College of Science & Engineering
The Heat Transfer Lab works with various experiments mainly related to flow in gas turbines and electronics cooling. The group's current focus is gas turbines, electronics cooling, and photovoltaic cell fabrication.
- In gas turbines, the researchers study the flow and heat transfer over turbine cascade endwall, where the flow is operating under high Reynolds number conditions and is highly turbulent with a large range of eddy length scales. Due to the complexity of gas turbine experiments and flow, which includes many simplified models of the real engine, numerical simulations are very helpful in a giving greater insight on the limitations of the test facility and more importantly, the extent to which different numerical models predict the flow in gas turbines. Due to the large range of eddy scales, it has been found by practice that RANS (Reynolds Averaged Navier Stokes) predicts much larger turbulence dissipation which lead to lower levels of turbulence in the cascade. Getting the turbulence right is vital for this kind of flow because it characterizes the mixing within the passage. Therefore, LES models are usually used instead of RANS models. LES requires high computational resources with large RAM and storage memory compared with RANS. The researchers are continuing to use MSI resources to conduct RANS modeling and move into LES simulations using ANSYS Fluent mainly for flow in gas turbines. The researchers have recently begun film cooling experiments and supporting computation for an expanded aspect of the gas turbine heat transfer research. They expect to use RANS and LES turbulence calculations.

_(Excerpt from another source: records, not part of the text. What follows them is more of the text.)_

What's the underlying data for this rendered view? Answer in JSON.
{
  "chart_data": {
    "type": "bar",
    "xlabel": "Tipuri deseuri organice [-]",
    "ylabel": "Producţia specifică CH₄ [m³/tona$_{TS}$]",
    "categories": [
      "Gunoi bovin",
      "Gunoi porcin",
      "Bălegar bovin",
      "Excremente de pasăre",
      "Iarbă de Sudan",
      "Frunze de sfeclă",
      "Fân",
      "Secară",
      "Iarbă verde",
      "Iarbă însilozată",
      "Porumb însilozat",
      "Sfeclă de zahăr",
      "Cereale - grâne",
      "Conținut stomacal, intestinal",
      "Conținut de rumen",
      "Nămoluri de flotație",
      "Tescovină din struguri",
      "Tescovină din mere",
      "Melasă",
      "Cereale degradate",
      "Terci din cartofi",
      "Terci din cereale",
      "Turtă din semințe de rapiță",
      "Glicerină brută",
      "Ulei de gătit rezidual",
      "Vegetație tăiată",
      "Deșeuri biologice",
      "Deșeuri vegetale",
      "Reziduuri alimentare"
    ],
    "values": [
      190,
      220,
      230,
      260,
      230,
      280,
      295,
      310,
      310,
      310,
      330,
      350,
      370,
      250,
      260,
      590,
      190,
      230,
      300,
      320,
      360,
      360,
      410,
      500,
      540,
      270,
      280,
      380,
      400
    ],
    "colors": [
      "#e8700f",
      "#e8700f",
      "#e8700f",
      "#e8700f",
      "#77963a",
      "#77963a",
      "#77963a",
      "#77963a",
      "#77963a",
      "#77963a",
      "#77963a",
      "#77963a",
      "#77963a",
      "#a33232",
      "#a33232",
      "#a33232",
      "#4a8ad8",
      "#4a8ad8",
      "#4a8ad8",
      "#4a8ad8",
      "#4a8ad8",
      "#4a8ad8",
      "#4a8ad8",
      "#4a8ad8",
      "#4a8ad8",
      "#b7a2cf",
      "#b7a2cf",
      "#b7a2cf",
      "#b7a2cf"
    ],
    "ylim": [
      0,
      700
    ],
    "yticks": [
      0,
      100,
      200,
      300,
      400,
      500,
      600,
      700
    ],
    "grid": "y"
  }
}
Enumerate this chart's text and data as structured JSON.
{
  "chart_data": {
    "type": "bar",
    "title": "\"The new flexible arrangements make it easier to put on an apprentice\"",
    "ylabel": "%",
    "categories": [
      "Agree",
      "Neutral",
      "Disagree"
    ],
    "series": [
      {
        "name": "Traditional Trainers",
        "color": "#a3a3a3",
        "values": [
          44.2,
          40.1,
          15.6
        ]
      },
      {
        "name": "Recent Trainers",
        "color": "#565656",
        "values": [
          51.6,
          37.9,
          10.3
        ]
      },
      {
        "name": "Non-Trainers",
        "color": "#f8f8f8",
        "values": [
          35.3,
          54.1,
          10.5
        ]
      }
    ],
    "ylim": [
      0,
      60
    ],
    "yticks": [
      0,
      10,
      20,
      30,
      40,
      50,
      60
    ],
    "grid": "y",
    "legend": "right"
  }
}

- In the electronics cooling studies, the researchers are looking at unsteady, single-phase flow over electronics devices.
- For the solar cell fabrication work, they are analyzing heat and mass transfer in a CVD device designed for perovskite material use to generate the holes and electrons in the cell.
- Other activity includes simulations of sensors for detecting contaminate levels streams and lakes. These simulations are done with ANSYS. Although they are for laminar flows, they are driven by high-speed actuators, so time resolution dictates long computational run times. They are usually in the micro scale.